Assume tens to hundreds of millions of daily events and multiple upstream systems (client telemetry, backend logs, relational OLTP for user/account, and third-party data). You may reference common technologies (e.g., Kafka, Flink/Spark, object store + lakehouse table format, a cloud data warehouse), but focus on design choices and trade-offs.
Requirements
-
Ingestion sources and formats
-
Identify sources (client events, backend logs, CDC from OLTP, third-party feeds) and wire formats (JSON/Protobuf/Avro on the wire; Parquet/Delta/Hudi/Iceberg in storage).
-
Storage and compute architecture
-
Describe the messaging/streaming layer, raw landing, staging, and modeled layers, and the batch/streaming compute engines.
-
Schema design by layer
-
Define schemas for raw ("bronze"), deduped/cleaned ("silver"), and modeled analytics ("gold"). Include a canonical event envelope, dimensions (users/devices/products/experiments), and fact tables (events, sessions, conversions).
-
Table partitioning and clustering
-
Propose partitioning and clustering/sorting for each major table to optimize scan cost and latency.
-
Idempotency, deduplication, and late/out-of-order events
-
Specify unique keys, event-time vs ingestion-time, watermarking, allowed lateness, and how to reconcile late data into aggregates.
-
Update patterns and history
-
State which layers are append-only vs upsert/merge.
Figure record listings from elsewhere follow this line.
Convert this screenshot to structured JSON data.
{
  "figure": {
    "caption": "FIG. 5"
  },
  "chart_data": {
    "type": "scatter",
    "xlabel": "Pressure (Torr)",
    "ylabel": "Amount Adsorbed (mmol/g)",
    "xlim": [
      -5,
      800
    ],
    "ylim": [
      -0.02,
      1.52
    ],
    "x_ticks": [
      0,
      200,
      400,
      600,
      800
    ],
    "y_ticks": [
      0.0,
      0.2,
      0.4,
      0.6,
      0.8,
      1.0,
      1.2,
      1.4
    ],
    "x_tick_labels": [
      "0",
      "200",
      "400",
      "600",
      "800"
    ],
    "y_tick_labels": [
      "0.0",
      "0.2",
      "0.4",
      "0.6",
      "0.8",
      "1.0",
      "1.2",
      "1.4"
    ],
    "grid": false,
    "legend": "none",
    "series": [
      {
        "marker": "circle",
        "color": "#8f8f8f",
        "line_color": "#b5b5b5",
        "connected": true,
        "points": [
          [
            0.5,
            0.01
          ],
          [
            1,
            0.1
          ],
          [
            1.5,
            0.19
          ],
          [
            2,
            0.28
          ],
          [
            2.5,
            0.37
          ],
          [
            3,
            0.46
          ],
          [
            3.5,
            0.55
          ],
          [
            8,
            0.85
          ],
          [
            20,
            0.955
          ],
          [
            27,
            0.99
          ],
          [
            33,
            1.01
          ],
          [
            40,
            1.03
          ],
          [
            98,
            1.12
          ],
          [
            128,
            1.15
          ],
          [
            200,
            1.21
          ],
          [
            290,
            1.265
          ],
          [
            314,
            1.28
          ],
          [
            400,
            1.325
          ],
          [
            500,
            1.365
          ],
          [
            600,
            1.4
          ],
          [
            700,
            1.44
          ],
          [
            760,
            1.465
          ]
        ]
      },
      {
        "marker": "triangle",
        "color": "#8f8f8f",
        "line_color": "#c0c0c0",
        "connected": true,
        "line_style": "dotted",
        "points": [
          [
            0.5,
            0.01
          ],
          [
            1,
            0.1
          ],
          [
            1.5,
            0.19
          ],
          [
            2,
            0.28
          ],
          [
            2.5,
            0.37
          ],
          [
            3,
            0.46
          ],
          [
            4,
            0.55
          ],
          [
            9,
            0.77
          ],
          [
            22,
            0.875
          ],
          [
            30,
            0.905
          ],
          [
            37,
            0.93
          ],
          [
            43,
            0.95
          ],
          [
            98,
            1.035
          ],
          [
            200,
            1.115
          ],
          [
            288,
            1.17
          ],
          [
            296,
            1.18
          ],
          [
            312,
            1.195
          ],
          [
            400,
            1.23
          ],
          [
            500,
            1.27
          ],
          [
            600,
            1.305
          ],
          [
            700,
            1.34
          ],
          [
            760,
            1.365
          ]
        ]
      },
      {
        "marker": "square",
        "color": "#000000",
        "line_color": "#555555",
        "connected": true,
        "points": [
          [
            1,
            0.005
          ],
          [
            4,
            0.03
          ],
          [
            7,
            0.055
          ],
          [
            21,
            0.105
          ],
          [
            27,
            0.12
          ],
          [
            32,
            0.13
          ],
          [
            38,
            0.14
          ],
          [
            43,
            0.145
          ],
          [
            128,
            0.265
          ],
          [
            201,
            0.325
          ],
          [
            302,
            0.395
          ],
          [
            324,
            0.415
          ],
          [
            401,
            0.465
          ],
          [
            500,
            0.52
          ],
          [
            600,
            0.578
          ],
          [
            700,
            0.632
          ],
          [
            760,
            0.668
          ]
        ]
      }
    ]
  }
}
Explain SCD1 vs SCD2 for dimensions, identity resolution (anonymous → logged-in), and how you will run backfills safely.
-
Orchestration, dependencies, and failure recovery
-
Describe scheduling, dependency management, retries, checkpointing, and exactly-once/at-least-once guarantees.
-
Aggregations for daily/hourly/rolling metrics
-
Define how to compute daily/hourly windows and rolling windows (e.g., 7/28-day active, retention, funnel steps), both in streaming and batch.
-
Data quality and SLAs
-
Outline schema enforcement, validation tests, anomaly detection, freshness/completeness SLAs, and alerting.
-
Trade-offs
-
Discuss latency vs cost vs complexity; lambda vs kappa patterns; when to pre-aggregate vs compute on read; and real-time store choices.
Constraints & Assumptions
-
Preserve the scope, facts, inputs, and requested outputs from the prompt above.
-
If the prompt leaves a detail unspecified, state a reasonable assumption before relying on it.
-
Keep the answer interview-ready: concise enough to present, but concrete enough to implement or evaluate.
Clarifying Questions to Ask
-
Clarify users, core use cases, read/write patterns, scale, latency, availability, and data retention.
-
State explicit assumptions before making sizing or architecture decisions.
-
Prioritize the functional path first, then address reliability, security, observability, and rollout.
What a Strong Answer Covers
-
A scoped requirements summary with concrete non-goals and success metrics.
-
API, data model, architecture, consistency, capacity, and operations.
-
Reasoned trade-offs among simple and scalable designs, including bottlenecks and failure modes.
-
A validation, monitoring, migration, and launch plan appropriate for the risk level.
Follow-up Questions
-
What breaks first at 10x traffic or data volume?
-
How would you degrade gracefully during dependency failures?
-
What metrics and alerts would prove the design is healthy after launch?